Veterano jornalista que fez fama como bom repórter, Viana é movido pelo rigor ético e profissional. Mas terá sua percepção de certo e errado embaralhada quando Menezes e Marin envolvem-se no atropelamento e morte de uma jovem. Ao se posicionar sobre o episódio, vê seu faro investigativo, seu compromisso com a verdade e sua lealdade aos amigos o colocaram à beira do abismo. O próprio apresentador é quem revê o drama no depoimento ao repórter (Caio Blat) que prepara um perfil seu para uma grande revista.
Sobre um projeto pensado para o cinema que faz sua estreia na TV aberta, Fagundes explica:
– Fizemos a produção em esquema de guerrilha, com recursos próprios. Filmamos em 20 dias cronometrando o processo de finalização para que o lançamento ocorresse nesse mesmo momento da vida real, a dois meses das eleições. A TV foi o caminho porque não podíamos esperar uma janela no circuito de cinema, sob o risco de perder o timing.
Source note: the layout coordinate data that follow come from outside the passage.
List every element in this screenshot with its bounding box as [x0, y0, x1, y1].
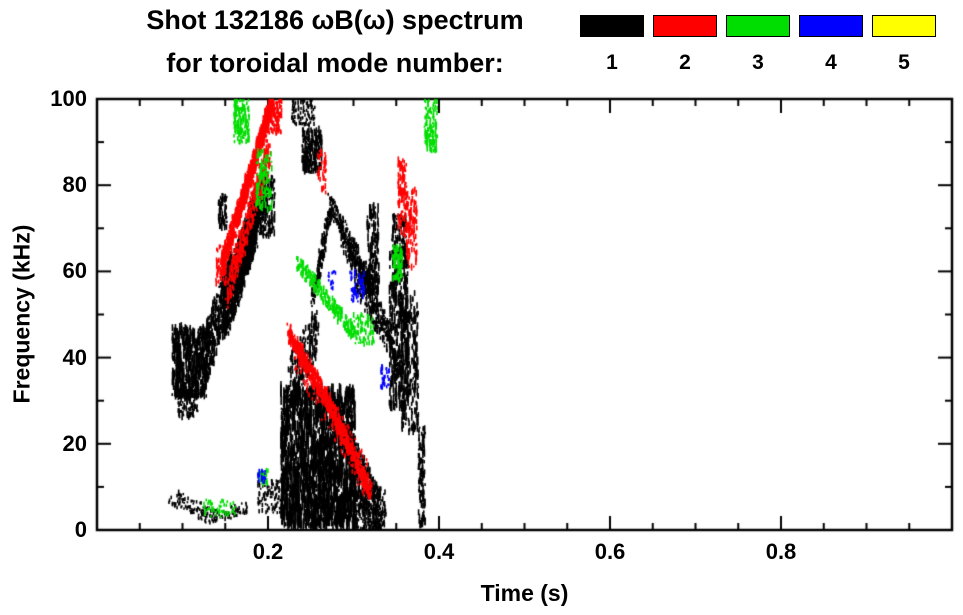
chart-title: Shot 132186 ωB(ω) spectrum — [146, 5, 524, 35]
chart-subtitle: for toroidal mode number: — [166, 48, 504, 78]
x-tick-label-0.2: 0.2 — [252, 539, 284, 564]
legend-swatches — [580, 15, 936, 37]
legend-swatch-mode-2 — [653, 15, 717, 37]
x-tick-label-0.4: 0.4 — [423, 539, 455, 564]
x-axis-label: Time (s) — [480, 580, 569, 606]
legend-swatch-mode-4 — [799, 15, 863, 37]
legend-label-mode-4: 4 — [825, 51, 837, 74]
legend-swatch-mode-5 — [872, 15, 936, 37]
x-tick-label-0.8: 0.8 — [765, 539, 797, 564]
y-tick-label-60: 60 — [62, 258, 87, 284]
y-tick-label-100: 100 — [50, 86, 87, 111]
y-tick-label-0: 0 — [74, 517, 87, 542]
y-tick-label-80: 80 — [62, 172, 87, 198]
y-tick-label-40: 40 — [62, 344, 87, 370]
y-tick-label-20: 20 — [62, 430, 87, 456]
legend-label-mode-1: 1 — [606, 51, 618, 74]
y-axis-label: Frequency (kHz) — [8, 224, 35, 404]
x-tick-label-0.6: 0.6 — [594, 539, 626, 564]
legend-label-mode-2: 2 — [679, 51, 691, 74]
legend-swatch-mode-3 — [726, 15, 790, 37]
legend-label-mode-5: 5 — [898, 51, 910, 74]
legend-swatch-mode-1 — [580, 15, 644, 37]
legend-label-mode-3: 3 — [752, 51, 764, 74]
legend-mode-numbers: 1 2 3 4 5 — [580, 51, 936, 75]
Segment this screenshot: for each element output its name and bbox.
Contra a Parede será simultaneamente disponibilizado na plataforma Globoplay e, mais adiante, em outras plataformas, inclusive o cinema. Mesmo focado em um momento específico do Brasil, o filme, segundo Fagundes, reforça temas urgentes e atemporais, como o comportamento cotidiano que, como discursa Cacá Viana a seu entrevistador, minam as estruturas sociais: do gato da TV a cabo ao papel jogado no chão e o comportamento no trânsito:
– Vivemos essa contradição.
A pessoa desonesta nos pequenos hábitos cobra honestidade dos políticos. Imagino que essa pessoa desonesta, na hora de votar, vai escolher o candidato que a represente, outro desonesto. É um ciclo que se repete.
O Brasil não deixa nossa dramaturgia envelhecer.